Wollten Sie als Kind eine Prinzessin sein? Ich habe gelesen, Sie haben bei Ihrer Mutter singen gelernt, die Sängerin war. Ich könnte mir das nicht vorstellen, mit meiner Tochter würde es dabei Mord und Totschlag geben. Wollten Sie nie, dass jemand anderer Ihnen Unterricht gibt?

Lindstrom: Aber absolut und wie! Prinzessin wollte ich aber nie sein. Meine Mutter war eine richtige Diva, ich habe das Temperament dafür gar nicht. Sie war eine außergewöhnliche Frau. Meine Mutter war mein größter Fan, aber auch mein harschester Kritiker und sie hatte immer Recht. Sie war nicht grausam, aber sie sah klar, was funktionierte und was nicht. Wir lebten in einer kleinen Stadt, sie war die einzige, die mir helfen konnte.
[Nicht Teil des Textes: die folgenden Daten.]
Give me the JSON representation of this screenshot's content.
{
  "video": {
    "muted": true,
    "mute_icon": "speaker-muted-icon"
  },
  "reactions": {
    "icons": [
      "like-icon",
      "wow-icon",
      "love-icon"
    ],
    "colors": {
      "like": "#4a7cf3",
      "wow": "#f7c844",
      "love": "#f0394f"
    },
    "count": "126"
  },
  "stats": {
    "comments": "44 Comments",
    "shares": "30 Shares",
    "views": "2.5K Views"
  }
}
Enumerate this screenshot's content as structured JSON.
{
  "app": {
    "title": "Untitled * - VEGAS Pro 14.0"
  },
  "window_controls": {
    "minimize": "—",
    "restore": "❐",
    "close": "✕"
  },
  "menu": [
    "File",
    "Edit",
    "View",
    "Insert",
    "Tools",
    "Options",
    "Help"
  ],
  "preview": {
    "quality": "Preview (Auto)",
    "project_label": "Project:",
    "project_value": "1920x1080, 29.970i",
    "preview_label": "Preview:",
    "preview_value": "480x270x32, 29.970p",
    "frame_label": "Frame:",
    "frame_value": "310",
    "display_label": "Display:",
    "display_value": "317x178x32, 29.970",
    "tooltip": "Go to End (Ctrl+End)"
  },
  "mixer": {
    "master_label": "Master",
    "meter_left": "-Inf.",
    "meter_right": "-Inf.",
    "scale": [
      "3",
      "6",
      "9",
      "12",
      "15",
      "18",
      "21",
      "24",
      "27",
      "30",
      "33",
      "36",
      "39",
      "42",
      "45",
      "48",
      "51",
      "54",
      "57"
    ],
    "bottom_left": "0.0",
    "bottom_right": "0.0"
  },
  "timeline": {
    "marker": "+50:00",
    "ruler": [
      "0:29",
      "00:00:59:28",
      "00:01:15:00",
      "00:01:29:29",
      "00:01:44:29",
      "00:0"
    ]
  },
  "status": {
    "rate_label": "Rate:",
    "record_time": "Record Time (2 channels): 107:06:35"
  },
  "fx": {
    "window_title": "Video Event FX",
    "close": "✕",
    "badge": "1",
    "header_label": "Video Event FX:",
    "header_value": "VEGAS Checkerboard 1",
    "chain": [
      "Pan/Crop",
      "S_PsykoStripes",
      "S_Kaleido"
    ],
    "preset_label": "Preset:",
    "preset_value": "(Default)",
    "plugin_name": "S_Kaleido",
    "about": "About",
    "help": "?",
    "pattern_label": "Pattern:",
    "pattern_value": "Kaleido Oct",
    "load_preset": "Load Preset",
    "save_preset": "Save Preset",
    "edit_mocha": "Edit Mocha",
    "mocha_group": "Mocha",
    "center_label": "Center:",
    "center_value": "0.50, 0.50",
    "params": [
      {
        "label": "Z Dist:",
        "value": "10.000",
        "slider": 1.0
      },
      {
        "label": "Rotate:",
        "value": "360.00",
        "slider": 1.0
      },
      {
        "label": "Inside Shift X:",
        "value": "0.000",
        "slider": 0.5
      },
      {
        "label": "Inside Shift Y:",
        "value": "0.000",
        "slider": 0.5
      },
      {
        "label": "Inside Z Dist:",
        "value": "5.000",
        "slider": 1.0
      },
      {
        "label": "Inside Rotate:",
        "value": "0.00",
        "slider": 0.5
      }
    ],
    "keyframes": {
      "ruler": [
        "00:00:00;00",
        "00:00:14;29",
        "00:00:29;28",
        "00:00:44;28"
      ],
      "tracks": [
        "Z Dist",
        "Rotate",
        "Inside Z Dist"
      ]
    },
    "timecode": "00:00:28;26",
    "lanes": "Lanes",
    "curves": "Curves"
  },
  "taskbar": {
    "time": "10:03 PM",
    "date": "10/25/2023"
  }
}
Später habe ich dann bei anderen Leuten studiert.

Sie wirken in der Tat hier im persönlichen Gespräch sehr anders als auf der Bühne als herrische Turandot. Was ist los mit dieser Prinzessin? Wie viele Liebhaber lässt sie töten, bevor Kalaf sie gewinnt?

Lindstrom: Ich glaube, es sind Hunderte, die sterben müssen. Turandot ist in gewisser Weise eine Psychopathin, nein, das sollte man eigentlich nicht sagen. Nicht einmal Elektra ist eine Psychopathin. Diese Frauen sind Opfer ihrer Umgebung und der Verhältnisse. Turandot hat sich eine sehr kleine Welt gebaut, wo sie einen Mann nur dann heiraten kann, wenn er ihre drei Rätsel löst. Sie kennt kein anderes Leben, sie steckt in ihrem Palast fest und ist eingesperrt. Aber sie will nicht mehr die Person sein, die sie ist. Die Liebe heilt sie, sie erlebt eine richtige Metamorphose.
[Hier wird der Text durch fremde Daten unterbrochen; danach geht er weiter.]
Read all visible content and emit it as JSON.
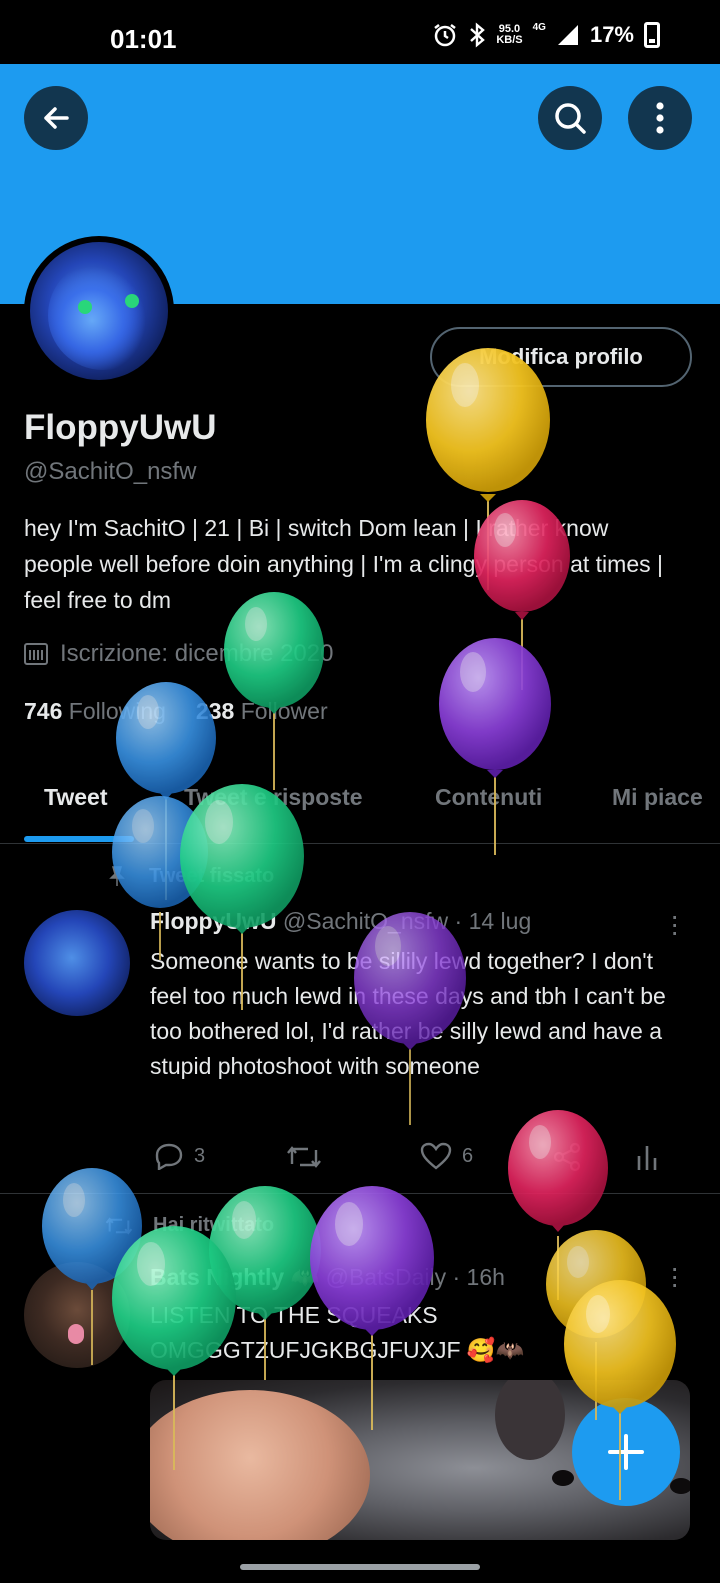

Kann man sich Turandot und Kalaf als ganz normales Ehepaar vorstellen, das vor dem Fernseher sitzt oder gemütlich Champagner in einer Bar zusammen trinkt?

Lindstrom: Ich kann mir nicht vorstellen, dass die zwei jemals ein normales Leben führen können. Sie sind beide ganz stark narzisstische Persönlichkeiten. Er ist genauso grausam wie sie. Er opfert seinen Vater Timur und die Sklavin Liu für einen Hauch, einen Blick von einer Frau, die er das erste Mal sieht. Der Krieg hat Kalaf seiner Familie entfremdet, nun ist ihm alles egal und alles recht, um diese Frau zu gewinnen. Turandot und Kalaf wollen um jeden Preis ihren Kopf durchsetzen.

Könnte man sagen, dass das Leben Turandots ein wenig ähnlich ist wie das Leben eines Opernstars? Beide sind höchst riskant unterwegs, sie werden vergöttert, können aber auch abstürzen.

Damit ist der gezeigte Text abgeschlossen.